Katniss Everdeen is My Alter Ego

Katniss Everdeen is My Alter Ego

Last weekend, I watched Catching Fire, the second movie adaptation of The Hunger Games trilogy. In one standout scene, Haymitch Abernathy looks over at our heroine, Katniss Everdeen, and tells her that one of the men in her budding love triangle, Peeta, is too good for her, that she doesn’t deserve him. She all but rolls her eyes, telling him that no one decent ever wins the Hunger Games.

Indeed, Katniss. As Laurel Thatcher Ulrich said, "Well-behaved women seldom make history." Today, thankfully, there is increasingly more space for the woman who is not well-behaved. The fan response to Katniss Everdeen shows that we young women hunger for characters who are more than just sugar and spice. 

But why do the other characters hate on Katniss in the first place?

Being hard on Katniss for her romantic choices, as Haymitch is, makes little sense in a totalitarian dystopia like District 12, where it makes sense to form shallow, fleeting, relationships. (In fact, it's encouraged in order to win the Games.) Love doesn't flourish when you're struggling to survive. 

Ironically, neither do strict gender roles. Katniss is not Twilight's Bella Swan, swooning over a safe (and yet slightly dangerous) older man. She takes care of herself, her family, her allies in the game. Katniss is nurturing, all right, but her caretaker skills are typically identified as masculine — she’s a hunter and a killer, not a bread baker like Peeta.

But other characters in the film still react negatively to Katniss when she bucks social expectations, even those which allow for something as warped as the Hunger Games. While we don't see how Katniss was raised or how she was expected to behave, we do see how people react to her little sister, Prim. Prim is much warmer, much softer, and everyone loves her, while Katniss is often criticized for being cold and told to smile more, rewarded by applause when she acts "feminine."

Katniss's experience with the authority figures in the Capitol, like Effie and Caesar, who shame her for being insufficiently warm or ladylike and reward her for twirling giddily mirrors what young women go through every day off-screen. We often expect young women to be feminine and caring, and indoctrinate these same young women into caring, feminine roles through our pop culture presentation of the gentlewoman as the ideal.

In reality, like Katniss, we women have always had more strength than we are given credit for.

When I think about how what the "Katniss problem" — the expectation that women should be warm and caring, even when they are fighting for their lives — means for young women today, I think about how I myself was brought up. I was raised to smile all the time, to not talk about my problems, to be 'ladylike.' Being ladylike meant watching your weight, not expressing frustration, and doing all of the housework.

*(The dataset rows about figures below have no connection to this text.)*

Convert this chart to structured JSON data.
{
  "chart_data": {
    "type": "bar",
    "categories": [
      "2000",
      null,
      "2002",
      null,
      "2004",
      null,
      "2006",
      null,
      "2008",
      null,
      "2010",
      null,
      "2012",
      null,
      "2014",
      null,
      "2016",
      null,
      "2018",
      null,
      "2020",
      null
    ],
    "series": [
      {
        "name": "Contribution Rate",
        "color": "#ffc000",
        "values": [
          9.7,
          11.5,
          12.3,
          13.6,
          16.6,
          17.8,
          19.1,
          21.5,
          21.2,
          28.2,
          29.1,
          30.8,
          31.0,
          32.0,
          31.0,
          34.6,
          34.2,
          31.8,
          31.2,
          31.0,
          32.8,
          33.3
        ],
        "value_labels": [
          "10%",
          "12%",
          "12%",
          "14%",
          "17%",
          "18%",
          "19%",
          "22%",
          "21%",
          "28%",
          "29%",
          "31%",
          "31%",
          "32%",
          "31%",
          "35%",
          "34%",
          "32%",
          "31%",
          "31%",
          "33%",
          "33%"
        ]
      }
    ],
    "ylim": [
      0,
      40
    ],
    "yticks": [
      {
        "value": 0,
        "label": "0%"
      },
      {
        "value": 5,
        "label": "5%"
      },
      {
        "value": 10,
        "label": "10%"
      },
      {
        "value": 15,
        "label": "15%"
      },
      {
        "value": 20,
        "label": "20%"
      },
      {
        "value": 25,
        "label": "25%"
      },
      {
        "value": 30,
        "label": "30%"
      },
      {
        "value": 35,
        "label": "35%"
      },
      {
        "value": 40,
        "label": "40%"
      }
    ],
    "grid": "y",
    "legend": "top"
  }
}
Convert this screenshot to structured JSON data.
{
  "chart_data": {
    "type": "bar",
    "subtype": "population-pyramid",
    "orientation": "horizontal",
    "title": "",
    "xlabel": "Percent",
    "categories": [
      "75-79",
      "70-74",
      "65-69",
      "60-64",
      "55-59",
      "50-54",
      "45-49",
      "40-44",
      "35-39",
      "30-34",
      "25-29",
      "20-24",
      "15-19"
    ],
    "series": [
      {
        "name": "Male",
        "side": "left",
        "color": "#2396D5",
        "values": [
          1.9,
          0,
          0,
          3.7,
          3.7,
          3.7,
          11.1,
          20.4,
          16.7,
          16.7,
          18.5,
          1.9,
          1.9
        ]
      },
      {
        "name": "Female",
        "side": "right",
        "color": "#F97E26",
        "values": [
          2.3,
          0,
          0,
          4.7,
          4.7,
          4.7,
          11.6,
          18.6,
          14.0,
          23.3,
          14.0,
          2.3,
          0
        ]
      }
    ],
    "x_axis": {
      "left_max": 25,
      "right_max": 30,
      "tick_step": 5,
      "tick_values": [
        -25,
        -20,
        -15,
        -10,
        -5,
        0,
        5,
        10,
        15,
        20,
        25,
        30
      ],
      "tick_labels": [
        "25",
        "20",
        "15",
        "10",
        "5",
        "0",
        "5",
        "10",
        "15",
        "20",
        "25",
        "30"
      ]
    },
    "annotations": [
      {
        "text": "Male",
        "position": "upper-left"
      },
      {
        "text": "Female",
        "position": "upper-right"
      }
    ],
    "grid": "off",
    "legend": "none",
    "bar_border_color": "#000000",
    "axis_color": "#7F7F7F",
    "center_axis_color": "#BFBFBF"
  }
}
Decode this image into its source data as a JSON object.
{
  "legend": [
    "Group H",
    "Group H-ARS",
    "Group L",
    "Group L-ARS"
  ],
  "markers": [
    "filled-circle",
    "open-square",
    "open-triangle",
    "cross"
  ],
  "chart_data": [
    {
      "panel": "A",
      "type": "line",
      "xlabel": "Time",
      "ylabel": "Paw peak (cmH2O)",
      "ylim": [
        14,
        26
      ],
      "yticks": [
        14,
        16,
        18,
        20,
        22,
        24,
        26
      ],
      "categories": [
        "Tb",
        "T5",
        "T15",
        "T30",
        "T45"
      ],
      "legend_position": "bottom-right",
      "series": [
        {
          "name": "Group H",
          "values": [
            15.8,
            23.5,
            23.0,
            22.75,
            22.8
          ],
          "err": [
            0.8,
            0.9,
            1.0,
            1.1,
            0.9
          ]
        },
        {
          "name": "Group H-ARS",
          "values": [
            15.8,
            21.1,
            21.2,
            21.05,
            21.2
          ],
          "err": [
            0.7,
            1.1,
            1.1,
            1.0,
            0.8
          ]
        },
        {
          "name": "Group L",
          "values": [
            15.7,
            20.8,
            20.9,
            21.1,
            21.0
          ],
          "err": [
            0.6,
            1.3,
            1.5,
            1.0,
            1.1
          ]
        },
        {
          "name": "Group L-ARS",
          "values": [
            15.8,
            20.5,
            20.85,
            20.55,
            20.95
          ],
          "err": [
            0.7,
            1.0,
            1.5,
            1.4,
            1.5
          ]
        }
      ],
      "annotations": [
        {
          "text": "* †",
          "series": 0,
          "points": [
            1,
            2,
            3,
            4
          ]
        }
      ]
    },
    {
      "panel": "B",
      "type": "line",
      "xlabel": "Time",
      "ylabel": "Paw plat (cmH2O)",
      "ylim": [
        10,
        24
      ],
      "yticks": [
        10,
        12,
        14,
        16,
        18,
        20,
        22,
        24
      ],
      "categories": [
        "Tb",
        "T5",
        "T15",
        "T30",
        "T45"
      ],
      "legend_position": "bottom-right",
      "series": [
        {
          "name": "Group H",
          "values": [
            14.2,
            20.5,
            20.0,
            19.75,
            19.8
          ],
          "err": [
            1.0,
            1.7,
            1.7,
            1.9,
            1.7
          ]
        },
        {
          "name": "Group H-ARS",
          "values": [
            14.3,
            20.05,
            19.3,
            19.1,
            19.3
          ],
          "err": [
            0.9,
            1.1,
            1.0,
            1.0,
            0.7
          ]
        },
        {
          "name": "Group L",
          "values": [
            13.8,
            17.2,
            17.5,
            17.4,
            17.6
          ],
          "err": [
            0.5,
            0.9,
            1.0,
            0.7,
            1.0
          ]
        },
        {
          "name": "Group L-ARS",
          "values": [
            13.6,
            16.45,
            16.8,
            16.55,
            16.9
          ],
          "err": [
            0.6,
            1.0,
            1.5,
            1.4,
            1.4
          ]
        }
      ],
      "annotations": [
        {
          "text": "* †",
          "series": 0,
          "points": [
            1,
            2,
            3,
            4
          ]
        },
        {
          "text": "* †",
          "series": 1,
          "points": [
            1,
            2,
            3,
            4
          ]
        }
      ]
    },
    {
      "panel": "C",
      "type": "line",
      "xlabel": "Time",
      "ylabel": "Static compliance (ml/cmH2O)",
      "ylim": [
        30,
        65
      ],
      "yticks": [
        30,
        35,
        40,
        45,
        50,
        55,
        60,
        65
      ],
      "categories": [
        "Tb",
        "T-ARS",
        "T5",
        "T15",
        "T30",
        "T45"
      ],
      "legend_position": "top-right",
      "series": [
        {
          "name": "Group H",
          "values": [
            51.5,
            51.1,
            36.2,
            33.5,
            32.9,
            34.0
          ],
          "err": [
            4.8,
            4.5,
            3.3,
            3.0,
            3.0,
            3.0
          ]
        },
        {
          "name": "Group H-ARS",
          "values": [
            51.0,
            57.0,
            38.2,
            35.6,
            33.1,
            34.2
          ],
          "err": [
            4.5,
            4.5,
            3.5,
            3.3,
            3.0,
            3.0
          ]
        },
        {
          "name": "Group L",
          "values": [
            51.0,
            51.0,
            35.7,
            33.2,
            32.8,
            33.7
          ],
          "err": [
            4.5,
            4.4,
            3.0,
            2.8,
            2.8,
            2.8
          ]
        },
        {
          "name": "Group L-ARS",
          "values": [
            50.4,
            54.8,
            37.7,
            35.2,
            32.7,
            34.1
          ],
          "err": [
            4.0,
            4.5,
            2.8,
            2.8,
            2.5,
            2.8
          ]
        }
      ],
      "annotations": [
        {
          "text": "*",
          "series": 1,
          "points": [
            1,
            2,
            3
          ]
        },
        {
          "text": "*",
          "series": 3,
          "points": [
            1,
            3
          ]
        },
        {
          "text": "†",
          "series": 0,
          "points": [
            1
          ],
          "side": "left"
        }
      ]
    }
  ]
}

I was taught, too, that men can't really be expected to understand or appreciate the labor that a woman does at home.

(If this sounds old-fashioned, it may be helpful to know that I was raised by my grandmother.)

The funny thing about my grandmother and the lessons she taught me was that she seemed unaware of the power she herself held in our family. Everyone knew she was not to be trifled with, it seemed, except her.

Today, as a grown, adult woman, I still see the tension between how we expect a woman should act like, and how we women do act. 

Cultural conceits like the so-called "nice guy"— the man who is alternately rewarded or mocked for treating women "nicely" — linger today due to our expectation that men, not women, make the decisions, particularly sexual decisions. Men, not women, act aggressively; women, not men, behave accordingly. How else can you explain the expectation that a woman should like a man simply because he is nice to her? It's an attempt to shame women back into a role of passive complicity that only exists in the warped imagination of conservative Fox News pundits like Eric Erickson.

"If fascination with fabulous women of great mischief were not a real phenomenon, the media probably would have invented it," writes Elizabeth Wurtzel in Bitch.

Her words ring true for me. I’ve always been drawn to the stories of difficult women. The "bitch" remains powerful in our popular imagination; we love her, we love to hate her. Whether it's the acerbic Miranda Priestly from The Devil Wears Prada...

... Or Hillary Clinton.

We have Generation X and the Baby Boomers to thank for fighting the battle that allows women to be difficult at all, even when they're chided for it. As millennials, we see more complex portrayals of women who are not purely good, or purely Cruella DeVille. We see women like Katniss. They may be few in number, but we see them nonetheless.

Like bell hooks says in her book Communion, the struggle to find support as a rebellious young woman is as alive as ever. We don’t want to be bitches, necessarily, but "fully self-actualized, self-realized, whole." We want to be human. We strive to be ourselves in the face of Luddite expectations about propriety.

When I was growing up, there were fewer characters like Katniss around. I could care less which man she chooses, or if she chooses one at all. I'm just glad she's here.